Shortly before she graduated from high school in 1940, her grandmother passed away and Hattie made the decision to strike out on her own. She answered an advertisement from a Bellevue family seeking a nanny and soon moved from the reservation to the city, a profound change. Suddenly she found herself cooking and cleaning for a family of five, something she had never done before. She recalled it as “very hard work.” In 1943, just one year after Congress authorized the creation of the Women’s Army Corps, Hattie enlisted. After basic training at Fort Oglethorpe, Georgia, Hattie was assigned to Brooks Air Force Base in Texas where she served as an Air Operations Specialist. She did everything from “preparing individual flight missions to dispatching aircraft from the control tower to packing and inspecting parachutes.” She served until 1946 when she was honorably discharged. Her period of service was one of the happiest times of her life and she was proud to be part of that epic effort during WWII.
After briefly living in Seattle, Hattie relocated to the Redding, California area where she married Roy Black. Her later years were spent traveling around the world, touring places from Jerusalem and Egypt to Utah and Alaska. In 1977 she sold her family property at Lone Tree to the Swinomish Tribe: today the Thousand Trails resort leases some of that land. In 2004 Hattie moved back to the Swinomish Reservation once again. There she made friends with Julie Just and Joe Cilberto. In 2010, when Hattie could no longer live alone, Julie and Joe took her into their Bellingham home. Julie cared for Hattie through her move to Rosewood Villa in 2012 and subsequent transfer to the Shuksan Healthcare Center one month ago. She was with her when she passed away.

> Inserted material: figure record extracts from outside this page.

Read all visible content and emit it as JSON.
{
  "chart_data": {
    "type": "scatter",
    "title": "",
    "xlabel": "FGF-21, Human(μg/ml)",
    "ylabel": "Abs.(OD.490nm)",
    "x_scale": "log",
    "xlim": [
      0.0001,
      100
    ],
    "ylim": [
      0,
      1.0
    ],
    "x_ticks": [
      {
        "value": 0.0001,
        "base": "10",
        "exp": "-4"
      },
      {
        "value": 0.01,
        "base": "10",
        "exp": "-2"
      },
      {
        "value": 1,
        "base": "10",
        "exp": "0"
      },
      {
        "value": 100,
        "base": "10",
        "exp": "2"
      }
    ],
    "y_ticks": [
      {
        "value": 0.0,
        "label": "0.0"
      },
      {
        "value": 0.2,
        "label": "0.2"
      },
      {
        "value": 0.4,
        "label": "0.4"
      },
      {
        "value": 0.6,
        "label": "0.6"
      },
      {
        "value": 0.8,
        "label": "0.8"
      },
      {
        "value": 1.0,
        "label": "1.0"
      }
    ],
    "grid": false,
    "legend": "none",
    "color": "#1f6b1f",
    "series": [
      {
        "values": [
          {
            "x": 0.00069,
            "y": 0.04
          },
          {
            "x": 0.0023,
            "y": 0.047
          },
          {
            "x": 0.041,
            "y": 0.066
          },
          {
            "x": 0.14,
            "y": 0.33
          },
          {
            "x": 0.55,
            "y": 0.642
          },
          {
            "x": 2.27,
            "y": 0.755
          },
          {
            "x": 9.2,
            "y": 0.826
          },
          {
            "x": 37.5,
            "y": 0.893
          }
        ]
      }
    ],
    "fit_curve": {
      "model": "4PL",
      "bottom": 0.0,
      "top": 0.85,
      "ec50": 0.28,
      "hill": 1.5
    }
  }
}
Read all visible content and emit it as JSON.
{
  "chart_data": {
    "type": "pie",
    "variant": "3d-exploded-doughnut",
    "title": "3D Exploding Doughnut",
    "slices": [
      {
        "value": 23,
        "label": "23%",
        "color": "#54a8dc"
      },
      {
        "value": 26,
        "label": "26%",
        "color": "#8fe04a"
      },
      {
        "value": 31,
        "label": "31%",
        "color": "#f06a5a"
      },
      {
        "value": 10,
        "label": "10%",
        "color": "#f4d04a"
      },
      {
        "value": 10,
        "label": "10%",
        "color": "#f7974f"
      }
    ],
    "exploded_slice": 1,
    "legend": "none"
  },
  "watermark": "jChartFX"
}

In her later years, Hattie and Julie often visited Swinomish for cultural events such as Canoe Journey and the annual Blessing of the Fleet each May. Hattie worked with the Swinomish Tribal Archive to document her life story and she donated her personal effects there as well. Her historic photos, grandmother’s baskets, and Hattie’s World War II uniform will help tell her story to future generations.
In August 2017 Swinomish honored Hattie on her 100th birthday at the Tribe’s annual Clambake at Lone Tree. There, just feet where she had been born a century ago, the Tribal Community paid great tribute to this beloved tribal elder and World War II veteran. Chairman Cladoosby recounted her life history for all those present; songs of honor and tribute were sung. At the end of a warm summer afternoon, Hattie ended the day by insisting she walk up to Lone Tree itself to see “her tree”, called da-chook-hay in her native Lushootseed, one last time. While there she reflected on the changes to her childhood home, remarked on the decline of the rich fishery that once thrived in the waters off Lone Tree, and expressed her hope that people would take better care of their world.
The Swinomish Indian Tribal Community, and Julie Just, would like to extend special thanks to the staff of Rosewood Villa (and resident Robert A. Smith), and Shuksan Healthcare for their tender and professional care of Hattie. Services will be held at the Swinomish Tribal Community Center on Friday, January 26, 2018 at 10:00 AM.